The need for privacy and security. The big concern is rightfully privacy and security. Nothing would stifle progress faster then misuse of data. While the meaningful use program has specific security requirements for providers, it will be important for existing privacy rules and security requirements to be rigorously enforced. The virtuous cycle of innovation enabled by data liberation depends on trust by patients and providers. Patients will need confidence that the value they get from contributing their health data to datasets outweighs the risks. Providers will need similar confidence to encourage their patients to access their data and use the tools that will emerge. One hopes that a market quickly develops that has a high bar for privacy and security, engages patients in their health and healthcare, fairly represents provider performance, supports shared decision-making, and helps providers achieve clinical goals that increasingly are linked to reimbursement.

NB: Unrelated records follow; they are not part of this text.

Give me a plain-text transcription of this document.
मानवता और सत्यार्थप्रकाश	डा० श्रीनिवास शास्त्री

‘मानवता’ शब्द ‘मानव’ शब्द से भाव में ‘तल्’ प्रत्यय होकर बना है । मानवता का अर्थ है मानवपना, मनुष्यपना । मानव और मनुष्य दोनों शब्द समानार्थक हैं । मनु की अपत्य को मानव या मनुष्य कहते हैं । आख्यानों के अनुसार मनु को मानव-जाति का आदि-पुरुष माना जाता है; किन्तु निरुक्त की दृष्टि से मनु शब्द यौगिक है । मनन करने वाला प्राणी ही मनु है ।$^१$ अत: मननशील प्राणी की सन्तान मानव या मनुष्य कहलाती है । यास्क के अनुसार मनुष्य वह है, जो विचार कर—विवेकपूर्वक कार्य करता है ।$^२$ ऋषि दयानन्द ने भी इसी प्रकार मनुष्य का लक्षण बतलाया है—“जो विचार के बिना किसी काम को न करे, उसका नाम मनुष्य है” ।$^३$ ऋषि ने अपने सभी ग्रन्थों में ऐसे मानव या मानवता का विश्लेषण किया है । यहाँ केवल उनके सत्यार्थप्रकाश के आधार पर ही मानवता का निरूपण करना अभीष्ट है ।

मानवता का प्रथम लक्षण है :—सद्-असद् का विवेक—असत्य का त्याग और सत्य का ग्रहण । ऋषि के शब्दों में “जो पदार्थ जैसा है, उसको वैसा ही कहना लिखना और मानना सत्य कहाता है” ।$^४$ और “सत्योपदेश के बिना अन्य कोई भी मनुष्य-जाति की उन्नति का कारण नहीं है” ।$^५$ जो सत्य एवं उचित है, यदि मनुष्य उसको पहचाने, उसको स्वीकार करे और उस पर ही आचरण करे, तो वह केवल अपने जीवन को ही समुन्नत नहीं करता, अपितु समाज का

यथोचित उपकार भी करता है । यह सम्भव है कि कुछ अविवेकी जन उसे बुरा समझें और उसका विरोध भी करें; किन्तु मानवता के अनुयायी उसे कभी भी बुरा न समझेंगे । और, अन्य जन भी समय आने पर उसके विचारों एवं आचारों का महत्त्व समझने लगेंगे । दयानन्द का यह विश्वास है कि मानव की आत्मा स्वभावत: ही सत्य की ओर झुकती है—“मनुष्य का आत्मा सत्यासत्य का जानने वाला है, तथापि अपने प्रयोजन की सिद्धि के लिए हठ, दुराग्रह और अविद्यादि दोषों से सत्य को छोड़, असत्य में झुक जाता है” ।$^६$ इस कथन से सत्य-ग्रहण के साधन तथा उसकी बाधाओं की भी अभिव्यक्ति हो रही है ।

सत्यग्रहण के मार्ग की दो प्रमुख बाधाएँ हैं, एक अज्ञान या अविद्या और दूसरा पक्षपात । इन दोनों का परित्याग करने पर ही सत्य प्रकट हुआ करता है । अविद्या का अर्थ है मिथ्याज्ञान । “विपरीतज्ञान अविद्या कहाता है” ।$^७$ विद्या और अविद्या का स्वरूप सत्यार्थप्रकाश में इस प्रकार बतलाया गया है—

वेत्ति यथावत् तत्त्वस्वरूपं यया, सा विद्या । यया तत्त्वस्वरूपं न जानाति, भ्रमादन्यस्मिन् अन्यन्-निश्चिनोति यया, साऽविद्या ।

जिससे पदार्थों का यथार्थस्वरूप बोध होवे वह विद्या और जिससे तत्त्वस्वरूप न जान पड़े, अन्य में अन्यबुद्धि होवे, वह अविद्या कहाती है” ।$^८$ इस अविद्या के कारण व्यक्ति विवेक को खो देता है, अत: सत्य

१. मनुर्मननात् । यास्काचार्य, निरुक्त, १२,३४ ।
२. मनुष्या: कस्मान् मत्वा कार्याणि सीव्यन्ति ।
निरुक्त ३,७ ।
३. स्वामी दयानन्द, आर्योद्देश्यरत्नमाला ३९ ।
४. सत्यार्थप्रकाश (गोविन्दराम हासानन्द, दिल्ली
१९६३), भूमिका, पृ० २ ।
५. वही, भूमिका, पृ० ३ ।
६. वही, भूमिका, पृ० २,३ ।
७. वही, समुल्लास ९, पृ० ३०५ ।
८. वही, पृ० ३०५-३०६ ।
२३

While the public comment period will inevitably surface many skirmishes over details, the final rule should inculcate a path towards 1) new reimbursement models that reward outcomes and coordination; 2) massively more data to support patients and providers; and 3) a far more dynamic marketplace. Providers will be well served to view stage 2 not as a requirement to better use their electronic health records, but as a foreshadowing for how to compete and thrive in a future that is coming sooner then most anticipate or are prepared for: a future where a provider’s ability to deliver reliable outcomes, economic value, and exceptional patient experiences will soon be transparent to peers, competitors, payors, and, most of all, patients.